Every time FME reads a dataset, it checks the feature types inside that dataset to ensure that they are all defined within the workspace schema. If there are feature types that exist in the dataset, but do not exist in the workspace, then features are classed as unknown and filtered out by a function called the Unexpected Input Remover.

The actions of the Unexpected Input Remover are reported in the Log file and through a dialog that opens at the end of a translation.

Recheck the Unexpected Input dialog from the previous example. FME dropped a number of features from the translation because their feature type was unknown in the workspace.

Notice how each feature type mentioned is listed along with a count of the affected features.

Also notice the checkbox that allows this report to be turned off in future translations.

Remember, the feature types in a dataset do not necessarily match those defined in the workspace. For example, a user may have purposely left a feature type out of a workspace when it was generated, or may have decided a feature type was no longer required and so deleted it.

In that scenario, the Unexpected Input dialog may still pop up, but can be safely ignored as the user deliberately requires this behaviour.

Therefore this dialog is considered a reminder rather than an error, and is not always an indication something has gone wrong.

Unexpected Input and Dataset Type

Remember, in general terms, there are two different types of dataset: file-based and folder-based. Just as they are read slightly differently, the Unexpected Input Remover operates on them in the same way.

File-Based

File-based datasets are the easiest to understand.
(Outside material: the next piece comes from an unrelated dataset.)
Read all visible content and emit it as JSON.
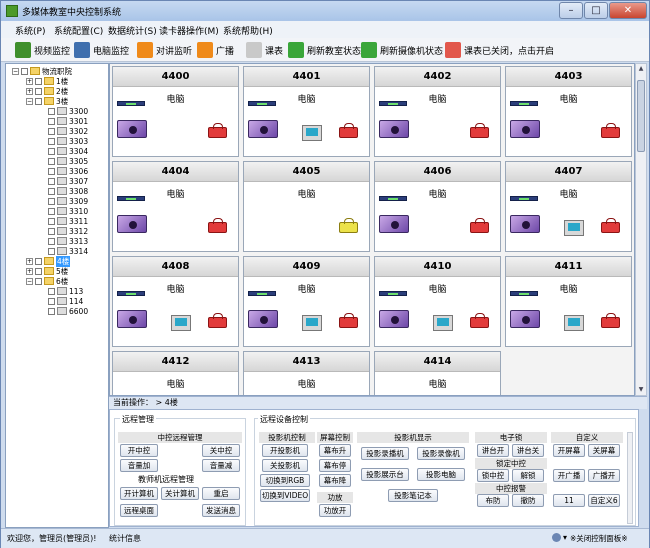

If there is a layer in the file that is not represented on the canvas then FME treats the data as "unexpected" and the Unexpected Input Remover will drop it from the translation.

For example, if I set up my translation to read the layers Roads, Rail, and Rivers, then a new layer of data is added to the source dataset (or I switch the dataset to a different one) then new layers - like Vegetation, Buildings, etc - will be dropped.

Folder-Based

Folder-based datasets are when the layers are stored as separate files in a folder; for example a Shape dataset with multiple shp files.

In this case, if I have set up a translation to read one Shape file, then change it to read a different one, then the data is unexpected - because it is a different layer, one not represented by a feature type. This is the exact scenario in the previous example.

In fact, this most often becomes a problem when a set of tiled datasets are being read, as each tile is a separate file (feature type) and needs a separate definition if it is to be allowed into the translation.